Изменить стиль страницы
Женщина в янтаре i_001.jpg

Агате Несауле

ЖЕНЩИНА В ЯНТАРЕ

С любовью и благодарностью к тем, кто помог мне рассказать эту историю: Ингеборг Кейси, прояснившей мне смысл моего прошлого, и Джону Дуранду, который внес любовь, счастье и покой в мой сегодняшний день.

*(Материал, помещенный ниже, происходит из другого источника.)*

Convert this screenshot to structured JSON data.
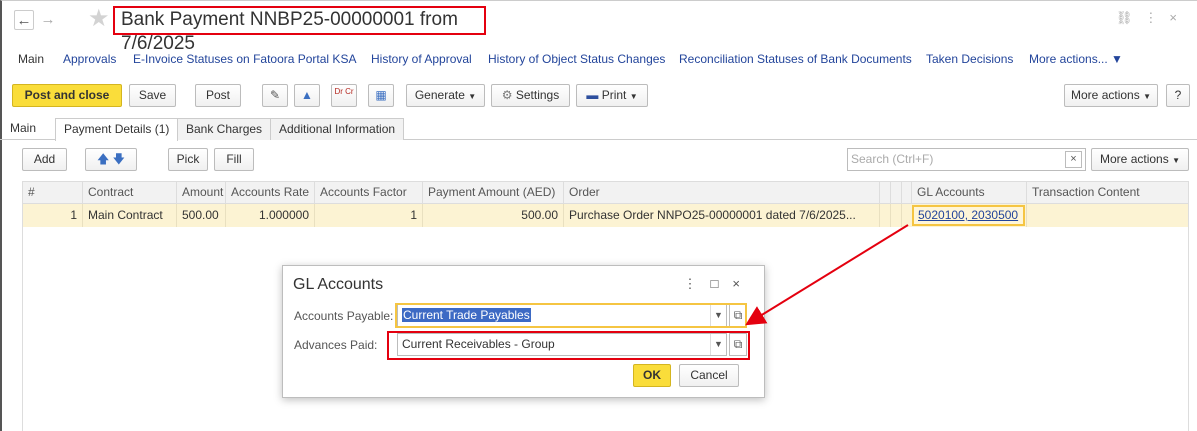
{
  "window": {
    "title": "Bank Payment NNBP25-00000001 from 7/6/2025"
  },
  "nav_links": {
    "main": "Main",
    "items": [
      "Approvals",
      "E-Invoice Statuses on Fatoora Portal KSA",
      "History of Approval",
      "History of Object Status Changes",
      "Reconciliation Statuses of Bank Documents",
      "Taken Decisions",
      "More actions... ▼"
    ]
  },
  "toolbar": {
    "post_and_close": "Post and close",
    "save": "Save",
    "post": "Post",
    "dr_cr": "Dr Cr",
    "generate": "Generate",
    "settings": "Settings",
    "print": "Print",
    "more_actions": "More actions",
    "help": "?"
  },
  "tabs": [
    "Main",
    "Payment Details (1)",
    "Bank Charges",
    "Additional Information"
  ],
  "table_toolbar": {
    "add": "Add",
    "pick": "Pick",
    "fill": "Fill",
    "search_placeholder": "Search (Ctrl+F)",
    "clear": "×",
    "more_actions": "More actions"
  },
  "table": {
    "columns": [
      "#",
      "Contract",
      "Amount",
      "Accounts Rate",
      "Accounts Factor",
      "Payment Amount (AED)",
      "Order",
      "GL Accounts",
      "Transaction Content"
    ],
    "rows": [
      {
        "num": "1",
        "contract": "Main Contract",
        "amount": "500.00",
        "rate": "1.000000",
        "factor": "1",
        "payment_amount": "500.00",
        "order": "Purchase Order NNPO25-00000001 dated 7/6/2025...",
        "gl_accounts": "5020100, 2030500",
        "transaction_content": ""
      }
    ]
  },
  "dialog": {
    "title": "GL Accounts",
    "accounts_payable_label": "Accounts Payable:",
    "accounts_payable_value": "Current Trade Payables",
    "advances_paid_label": "Advances Paid:",
    "advances_paid_value": "Current Receivables - Group",
    "ok": "OK",
    "cancel": "Cancel"
  },
  "colors": {
    "accent_yellow": "#fadd3a",
    "highlight_red": "#e4000f",
    "link_blue": "#23459b",
    "selected_row": "#fcf3d3"
  }
}
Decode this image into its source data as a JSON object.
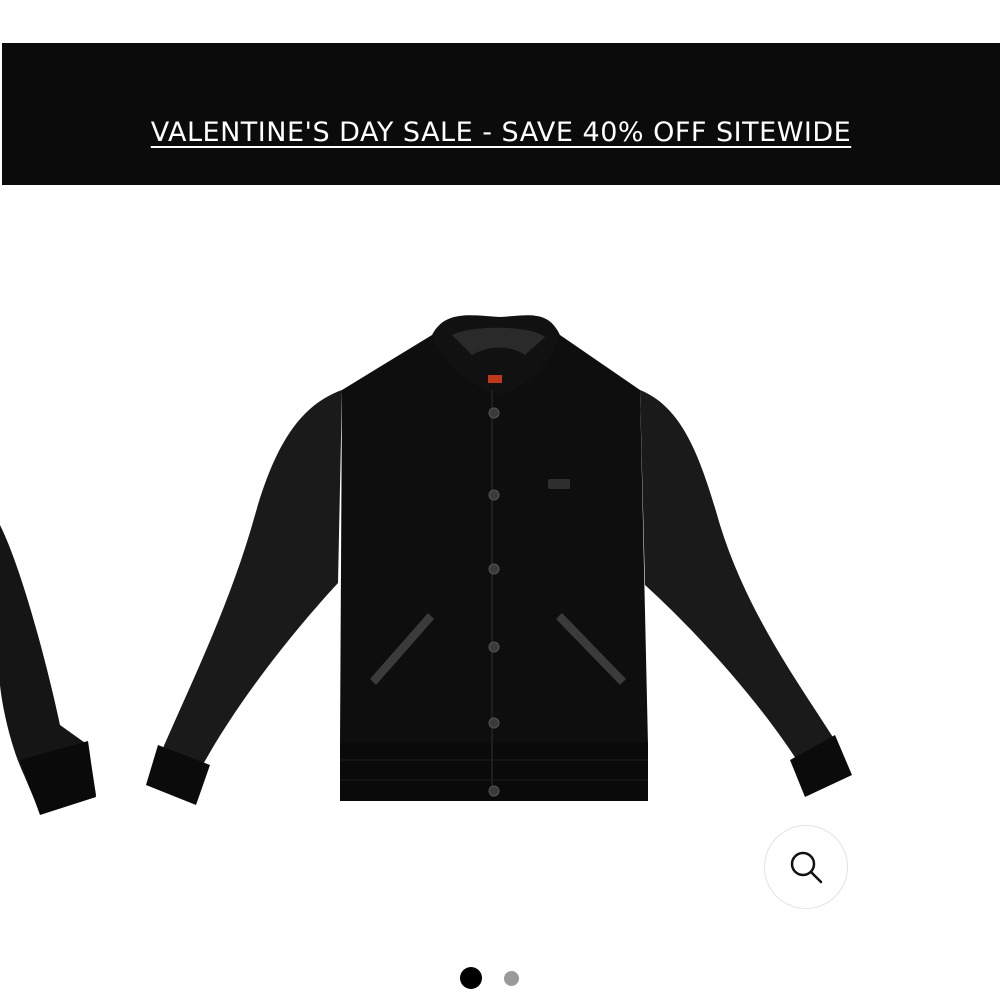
{
  "promo": {
    "text": "VALENTINE'S DAY SALE - SAVE 40% OFF SITEWIDE",
    "background_color": "#0b0b0b",
    "text_color": "#ffffff"
  },
  "gallery": {
    "product_image_subject": "black varsity jacket with leather sleeves",
    "zoom_icon": "magnifying-glass-icon",
    "slides": [
      {
        "active": true
      },
      {
        "active": false
      }
    ],
    "active_dot_color": "#000000",
    "inactive_dot_color": "#9a9a9a"
  }
}
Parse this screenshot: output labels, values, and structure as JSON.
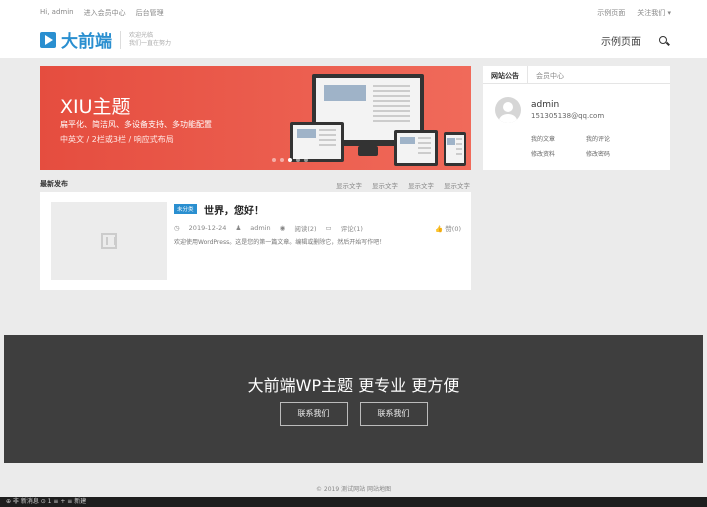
{
  "topbar": {
    "greeting": "Hi, admin",
    "member_center": "进入会员中心",
    "admin": "后台管理",
    "example_page": "示例页面",
    "follow_us": "关注我们 ▾"
  },
  "logo": {
    "name": "大前端",
    "slogan_line1": "欢迎光临",
    "slogan_line2": "我们一直在努力"
  },
  "nav": {
    "example_page": "示例页面"
  },
  "banner": {
    "title": "XIU主题",
    "line1": "扁平化、简洁风、多设备支持、多功能配置",
    "line2": "中英文 / 2栏或3栏 / 响应式布局",
    "dots": 5,
    "active_dot": 3
  },
  "widget": {
    "tabs": [
      "网站公告",
      "会员中心"
    ],
    "active_tab": 0,
    "username": "admin",
    "email": "151305138@qq.com",
    "links": [
      "我的文章",
      "我的评论",
      "修改资料",
      "修改密码"
    ]
  },
  "latest": {
    "title": "最新发布",
    "links": [
      "显示文字",
      "显示文字",
      "显示文字",
      "显示文字"
    ]
  },
  "post": {
    "category": "未分类",
    "title": "世界，您好！",
    "date": "2019-12-24",
    "author": "admin",
    "views": "阅读(2)",
    "comments": "评论(1)",
    "praise": "赞(0)",
    "excerpt": "欢迎使用WordPress。这是您的第一篇文章。编辑或删除它，然后开始写作吧！"
  },
  "cta": {
    "title": "大前端WP主题 更专业 更方便",
    "buttons": [
      "联系我们",
      "联系我们"
    ]
  },
  "footer": {
    "copyright": "© 2019 测试网站  网站地图"
  },
  "taskbar": {
    "text": "⊕ 非 新消息 ⊙ 1 ≡ + ≡ 新建"
  }
}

Памяти моей бабушки Лины Кнесс-Кнезински, моей матери Валды Несауле, моей сестры Беаты Несауле К. и всех женщин и девочек, которые пережили войну и изгнание.

От автора

«Ее мать была чашкой, посудным шкафом, буфетом, со всем, что в нем, скинией с Божеством в ней, озером с его легендами, болотом с его таинственными омутами, морем с устрицами и утопленниками в его глубинах».

Эдна О'Брайен. «Роза в сердце Нью-Йорка» (Из книги «Fanatic Heart»)

«Война — как категория нематериального мира — оставляет ощущение беспредельной, таинственной кромешной мглы, плотной, неисчезающей. Все зыбко. Все клубится… Испарения затягивают тебя. Ты не знаешь, где ты и зачем ты здесь, несомненно только одно — все чрезвычайно смутно. В войне утрачиваешь чувство реальности, отсюда и утрата истины как таковой, поэтому с уверенностью можно говорить, что в правдивой истории о войне ничто не бывает абсолютно правдивым».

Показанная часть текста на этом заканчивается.